The House Freedom Caucus hates the massive government-funding bill: Spending levels are billions of dollars higher than what conservatives wanted, and at least two top policy priorities -- language addressing Syrian refugees and so-called sanctity of life -- were cut. But unlike past fiscal battles, when lawmakers took shots at GOP leaders and tried to tank bills, this time conservatives are largely holding their fire.

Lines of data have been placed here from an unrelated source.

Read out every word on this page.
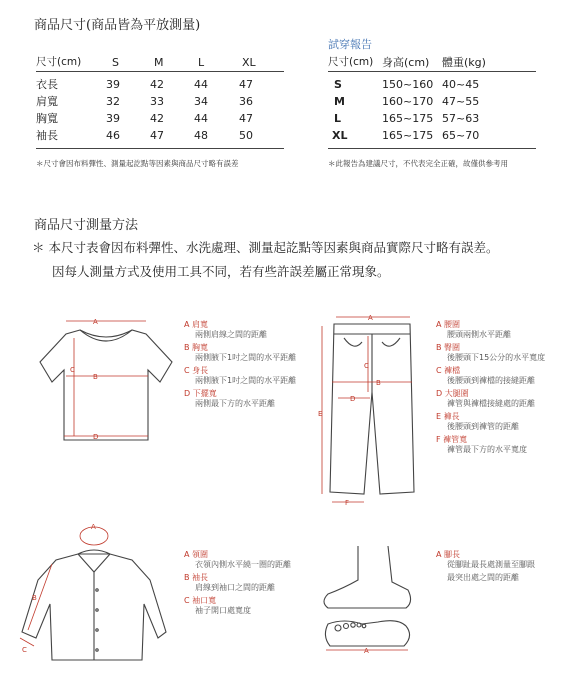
商品尺寸(商品皆為平放測量)
尺寸(cm)	S	M	L	XL
衣長	39	42	44	47
肩寬	32	33	34	36
胸寬	39	42	44	47
袖長	46	47	48	50
＊尺寸會因布料彈性、測量起訖點等因素與商品尺寸略有誤差
試穿報告
尺寸(cm) 身高(cm) 體重(kg)
S	150~160 40~45
M	160~170 47~55
L	165~175 57~63
XL	165~175 65~70
＊此報告為建議尺寸，不代表完全正確，故僅供參考用
商品尺寸測量方法
＊ 本尺寸表會因布料彈性、水洗處理、測量起訖點等因素與商品實際尺寸略有誤差。
因每人測量方式及使用工具不同，若有些許誤差屬正常現象。
A
B
C
D
A 肩寬
兩側肩線之間的距離
B 胸寬
兩側腋下1吋之間的水平距離
C 身長
兩側腋下1吋之間的水平距離
D 下擺寬
兩側最下方的水平距離
A
B
C
D
E
F
A 腰圍
腰頭兩側水平距離
B 臀圍
後腰頭下15公分的水平寬度
C 褲檔
後腰頭到褲檔的接縫距離
D 大腿圍
褲管與褲檔接縫處的距離
E 褲長
後腰頭到褲管的距離
F 褲管寬
褲管最下方的水平寬度
A
B
C
A 領圍
衣領內側水平繞一圈的距離
B 袖長
肩線到袖口之間的距離
C 袖口寬
袖子開口處寬度
A
A 腳長
從腳趾最長處測量至腳跟
最突出處之間的距離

Just so we're clear, the far-right still hates the omnibus package, but the new Speaker appears to have held conservatives' hands through the process, which they apparently appreciate -- so much so that they're not making much of an effort to kill the bill, and they're not talking at all about deposing Ryan.
 
It's worth appreciating how and why the Wisconsin Republican is making this happen.
 
Some of this is the result of successfully placating the members Boehner used to refer to as "knuckleheads." Bloomberg Politics had a good piece on this earlier:

With late-night texts to his members and an open-door policy for his most hard-to-please colleagues, Paul Ryan was determined to keep the usual Republican infighting from derailing his maiden government spending deal as U.S. House speaker. He made his chief of staff, David Hoppe, accessible to members of the arch-conservative Freedom Caucus for matters large and small, aides to Ryan and the group said. He kept them updated on negotiations, including wins and losses, and frequently asked for input.

It's created a dynamic in which conservatives are praising the process, even as they oppose the end result.
 
But more broadly, Ryan is close to getting this omnibus passed by pursuing the path of least resistance. Ezra Klein explained this morning explaining what is unavoidably true:

No one cares about the deficit -- or, at the very least, everyone cares about other priorities more than they care about the deficit. The basic deal here is that Republicans get corporate tax cuts, Democrats get anti-poverty tax cuts, and both sides ... get some Obamacare tax cuts. What all sides give up is the deficit. This deal adds $700 billion onto the national tab, and maybe much more than that if the Obamacare taxes end up delayed far into the future, which is definitely what Republicans (and some Democrats) are hoping for.

And on the other side of the ledger, this package scales back many of the sequestration caps -- remember "the sequester"? -- that were intended to hurt the country on purpose.
 
Taken together, we're looking at an omnibus intended to a make lot of members happy by spending more, cutting taxes more, and not worrying too much about "fiscal discipline" in an era in which President Obama has already shrunk the deficit by a $1 trillion.
 
In other words, Ryan is winning a fight by not picking one. It's a recipe for far less drama than we'd grown accustomed to during Boehner's tenure.